К клубу частых и нежных любителей Лизы Леха не принадлежал. Но отношения у него к ней были самые дружеские — с тех самых пор, как три года назад на своем дне рождения их познакомил Васька, чьей дальней родственницей она была; весьма дальней, надо сказать, так что сразу и не поймешь, родственница она все-таки ему или нет. Лехе нравилось иметь у своего плеча Лизу, когда надо появиться где-нибудь с красивой девушкой. Лиза — это сказка. Долгая длинная сказка. Ее красота не скоропортящаяся. Леха видел, как со смазливых личиков многих его сверстниц слезает прелесть, кажется, только вчера еще притягивавшая глаз. Так тускнеет загар в сентябре. Жаль, очень жаль, но тут ничего не поделаешь. Лизкины черты другие. Они того высшего, самого высокого сорта, что лишь набирают прочность с годами. Время их только бережно и тщательно полирует, утончает акцент на вкусе и цвете. Они станут с возрастом более совершенными. Конечно, это холодноватая красота, что говорить… Ну, так мы живем в высоких широтах, у нас климат такой. Нам не привыкать.

С другой стороны, с лица воду не пить. Но Лиза умница. Лиза по-настоящему умна. Часть своего интеллекта она тратит на имидж. Следит ревниво, как ее персону воспринимают окружающие. Обаяние Лизы — о, это тоже прелесть…

Да и поговорить с ней есть о чем. Иногда Леха даже жалел, что не член ее клуба. Но в сердце его жила Аллочка — так что сильно об этом он не расстраивался.

Лиза позвонила в третий раз. Переступила с ноги на ногу, как лошадка в деннике; на каменной плитке под каблуком хрустнула песчинка. Спит, балбес. Может, лучше было остаться дома?

Вкрадчиво и глухо лязгнул замок. Тяжелая дверь медленно подалась наружу.

— Привет, красавица! — Отчего это у мужиков с перепоя всегда голос хриплый?
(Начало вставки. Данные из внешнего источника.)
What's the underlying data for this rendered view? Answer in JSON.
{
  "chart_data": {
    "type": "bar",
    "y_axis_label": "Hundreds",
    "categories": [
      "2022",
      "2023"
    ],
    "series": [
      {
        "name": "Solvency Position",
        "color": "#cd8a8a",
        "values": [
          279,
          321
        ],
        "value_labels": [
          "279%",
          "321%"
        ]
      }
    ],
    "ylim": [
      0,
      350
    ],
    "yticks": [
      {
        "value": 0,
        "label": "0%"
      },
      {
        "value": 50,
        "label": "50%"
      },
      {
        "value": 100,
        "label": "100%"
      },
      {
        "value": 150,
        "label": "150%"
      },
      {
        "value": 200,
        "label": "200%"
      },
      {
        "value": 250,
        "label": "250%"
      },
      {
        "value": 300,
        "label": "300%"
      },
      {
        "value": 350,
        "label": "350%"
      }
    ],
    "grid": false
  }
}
Но Леха улыбался ей, и Лизка проскользнула внутрь. На секунду прикоснулась своей щекой к его. Ох, и щетина! Теперь на пол-лица румянец. Поставила сумочку на пол, начала расстегивать пальто. Первая пуговица сверху, вторая… Она повернулась к Лехе спиной — чтобы он подхватил сброшенное пальто.
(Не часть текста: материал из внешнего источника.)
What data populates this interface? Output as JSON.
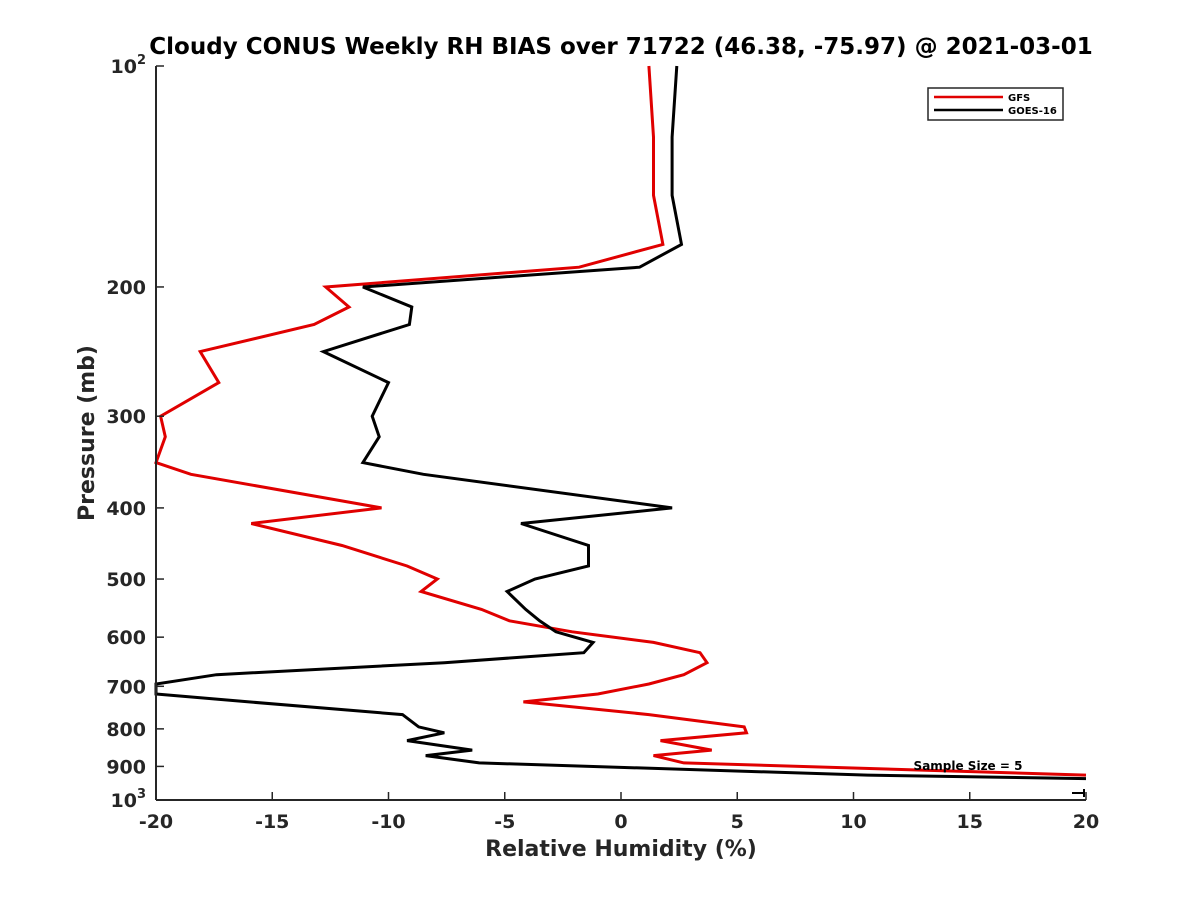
{
  "chart_data": {
    "type": "line",
    "title": "Cloudy CONUS Weekly RH BIAS over 71722 (46.38, -75.97) @ 2021-03-01",
    "xlabel": "Relative Humidity (%)",
    "ylabel": "Pressure (mb)",
    "xlim": [
      -20,
      20
    ],
    "ylim": [
      100,
      1000
    ],
    "y_scale": "log",
    "y_reversed": true,
    "x_ticks": [
      -20,
      -15,
      -10,
      -5,
      0,
      5,
      10,
      15,
      20
    ],
    "x_tick_labels": [
      "-20",
      "-15",
      "-10",
      "-5",
      "0",
      "5",
      "10",
      "15",
      "20"
    ],
    "y_ticks": [
      {
        "value": 100,
        "base": "10",
        "exp": "2"
      },
      {
        "value": 200,
        "label": "200"
      },
      {
        "value": 300,
        "label": "300"
      },
      {
        "value": 400,
        "label": "400"
      },
      {
        "value": 500,
        "label": "500"
      },
      {
        "value": 600,
        "label": "600"
      },
      {
        "value": 700,
        "label": "700"
      },
      {
        "value": 800,
        "label": "800"
      },
      {
        "value": 900,
        "label": "900"
      },
      {
        "value": 1000,
        "base": "10",
        "exp": "3"
      }
    ],
    "legend_position": "top-right",
    "annotation": "Sample Size = 5",
    "series": [
      {
        "name": "GFS",
        "color": "#e00000",
        "points": [
          [
            1.2,
            100
          ],
          [
            1.4,
            125
          ],
          [
            1.4,
            150
          ],
          [
            1.8,
            175
          ],
          [
            -1.8,
            188
          ],
          [
            -12.7,
            200
          ],
          [
            -11.7,
            213
          ],
          [
            -13.2,
            225
          ],
          [
            -18.1,
            245
          ],
          [
            -17.3,
            270
          ],
          [
            -19.8,
            300
          ],
          [
            -19.6,
            320
          ],
          [
            -20,
            347
          ],
          [
            -18.5,
            360
          ],
          [
            -10.3,
            400
          ],
          [
            -15.9,
            420
          ],
          [
            -12,
            450
          ],
          [
            -9.2,
            480
          ],
          [
            -7.9,
            500
          ],
          [
            -8.6,
            520
          ],
          [
            -6,
            550
          ],
          [
            -4.8,
            570
          ],
          [
            -2.1,
            590
          ],
          [
            1.4,
            610
          ],
          [
            3.4,
            630
          ],
          [
            3.7,
            650
          ],
          [
            2.7,
            675
          ],
          [
            1.2,
            695
          ],
          [
            -1,
            717
          ],
          [
            -4.2,
            735
          ],
          [
            1.2,
            765
          ],
          [
            5.3,
            795
          ],
          [
            5.4,
            810
          ],
          [
            1.7,
            830
          ],
          [
            3.9,
            855
          ],
          [
            1.4,
            870
          ],
          [
            2.7,
            890
          ],
          [
            20,
            925
          ]
        ]
      },
      {
        "name": "GOES-16",
        "color": "#000000",
        "points": [
          [
            2.4,
            100
          ],
          [
            2.2,
            125
          ],
          [
            2.2,
            150
          ],
          [
            2.6,
            175
          ],
          [
            0.8,
            188
          ],
          [
            -11.1,
            200
          ],
          [
            -9,
            213
          ],
          [
            -9.1,
            225
          ],
          [
            -12.8,
            245
          ],
          [
            -10,
            270
          ],
          [
            -10.7,
            300
          ],
          [
            -10.4,
            320
          ],
          [
            -11.1,
            347
          ],
          [
            -8.5,
            360
          ],
          [
            2.2,
            400
          ],
          [
            -4.3,
            420
          ],
          [
            -1.4,
            450
          ],
          [
            -1.4,
            480
          ],
          [
            -3.7,
            500
          ],
          [
            -4.9,
            520
          ],
          [
            -4.1,
            550
          ],
          [
            -3.5,
            570
          ],
          [
            -2.8,
            590
          ],
          [
            -1.2,
            610
          ],
          [
            -1.6,
            630
          ],
          [
            -7.6,
            650
          ],
          [
            -17.4,
            675
          ],
          [
            -20,
            695
          ],
          [
            -20,
            717
          ],
          [
            -16,
            735
          ],
          [
            -9.4,
            765
          ],
          [
            -8.7,
            795
          ],
          [
            -7.6,
            810
          ],
          [
            -9.2,
            830
          ],
          [
            -6.4,
            855
          ],
          [
            -8.4,
            870
          ],
          [
            -6.1,
            890
          ],
          [
            10.6,
            925
          ],
          [
            20,
            935
          ]
        ]
      }
    ]
  }
}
Немного все-таки Лизка сутулая; в клубке светлых волос над воротником — темные пряди. Леха повесил на левую руку пальто и совершенно механически поднял правую к наглой молнии под воротником; опомнился, однако. Немного смутился, чтобы это скрыть, открыл дверь шкафа и аккуратно повесил на плечики пальто — между своей старой шерстяной курткой и зеленым плащом.

Лизка разглядывала себя в зеркало; все-таки от Лехи здорово попахивает сивухой; красавица, конечно, красавица.

— Мы тебя вчера ждали…

— Маман не пустила.

— А чего случилось-то?

— Зеленый горошек.

Леха вспомнил, что Вася его предупреждал на счет зеленого горошка.

— Все обойдется.

— Я знаю. — Она наклонилась и подняла с пола сумку. Щелкнула замком. Протянула Лехе компакт:

— С днем рождения.

— Спасибо. Пойдем, может, чайку попьем?

На кухне Леха сел у окна. Моросит дождь, черный асфальт, ветер морщит лужи; брр… Застегнул доверху теплую байковую рубашку.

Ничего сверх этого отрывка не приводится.